For a great number of Jewish families in the 19th and early 20th centuries, the nearest Jewish cemetery was not local, but hours away — often in larger regional cities like Cincinnati. Burial was one of the few moments, alongside weddings and the High Holidays, when isolated Jewish families reconnected with the broader Jewish community.
From rural areas, bodies traveled by wagon, then by train, then by carriage again for the final mile. If you trace the burial registers of cemeteries like Cincinnati’s Walnut Hills, you will find names from dozens of small towns: Athens, Xenia, Chillicothe, Piqua, Portsmouth, Jackson. In many of these places, no synagogue ever stood, no cemetery wall marked a Jewish space— yet here too Jews lived, worked, raised children, and loved their neighbors.
This is something we forget when we search only in cities for Jewish history. The absence of headstones in a small town does not mean the absence of Jews.

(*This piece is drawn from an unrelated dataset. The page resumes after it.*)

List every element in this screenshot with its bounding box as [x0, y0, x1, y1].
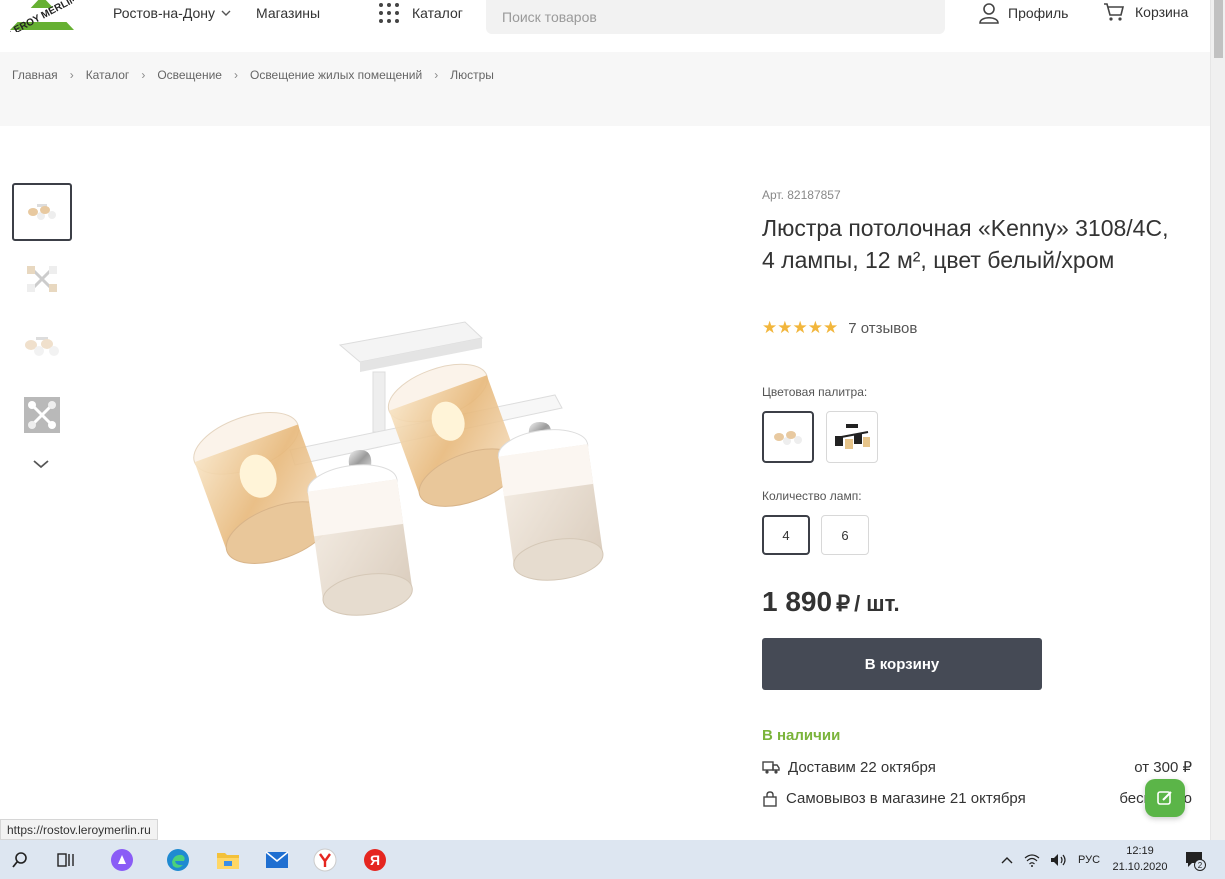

It means their final resting place lies elsewhere, but their stories still belong to the towns where they lived their lives.
And so the last journey became a ritual in itself. Families accompanied the body to the station; friends and neighbors filled the home sharing condolences; merchants closed their businesses as a sign of respect. More than once, a town gathered to watch the funeral train pull away — a moment as solemn as any burial service.
The cemetery was distant. But the mourning was local.
A civic shiva
In ways that are easy to overlook now, these departures tell us something profound about Jewish belonging in rural America: that community existed even where institutions did not; that reverence could be local even when ritual was not; and that the townspeople who lined the streets were participating in a kind of civic shiva — one made of presence, respect, and the understanding that a life can shape a place long after the body has left it.
It is heartbreaking to imagine how many such stories have faded from local memory simply because the grave is elsewhere. If John Friday’s descendants looked only in Cincinnati, they might have known him as a respected businessman who chose to be buried as a Jew — but they would have missed the part where an entire town closed its doors to grieve him.
The paper said his death left “a vacuum in our community.” A loss like that is not created by a stranger. It is created by a neighbor.
When we lose the local context of a life, we lose more than a footnote. We lose the texture of belonging — the conversations in a shop, the familiar nods on the street, the civic friendships, the quiet ways towns knit themselves together.
Jewish cemeteries in cities hold the remains of thousands who never lived there. Their names are inscribed in stone, but the stories that shaped them are scattered across counties and crossroads now often forgotten.
To remember them rightly, we have to look both ways: toward the city where they were buried, and toward the small town that mourned when the train pulled away. This is a more complete act of zachor, remembrance.
The distance between those places — the miles of track, the rituals divided across geography — is not emptiness. It is the space where American Jewish life once unfolded: improvised, interwoven, sustained by neighbors who understood that belonging does not require shared faith, only shared humanity.
And if the grave lies in Cincinnati, the grief still belonged to Athens. The memory does, too.
These journeys reveal something enduring: that holiness is not confined to where we are buried but to where we are loved.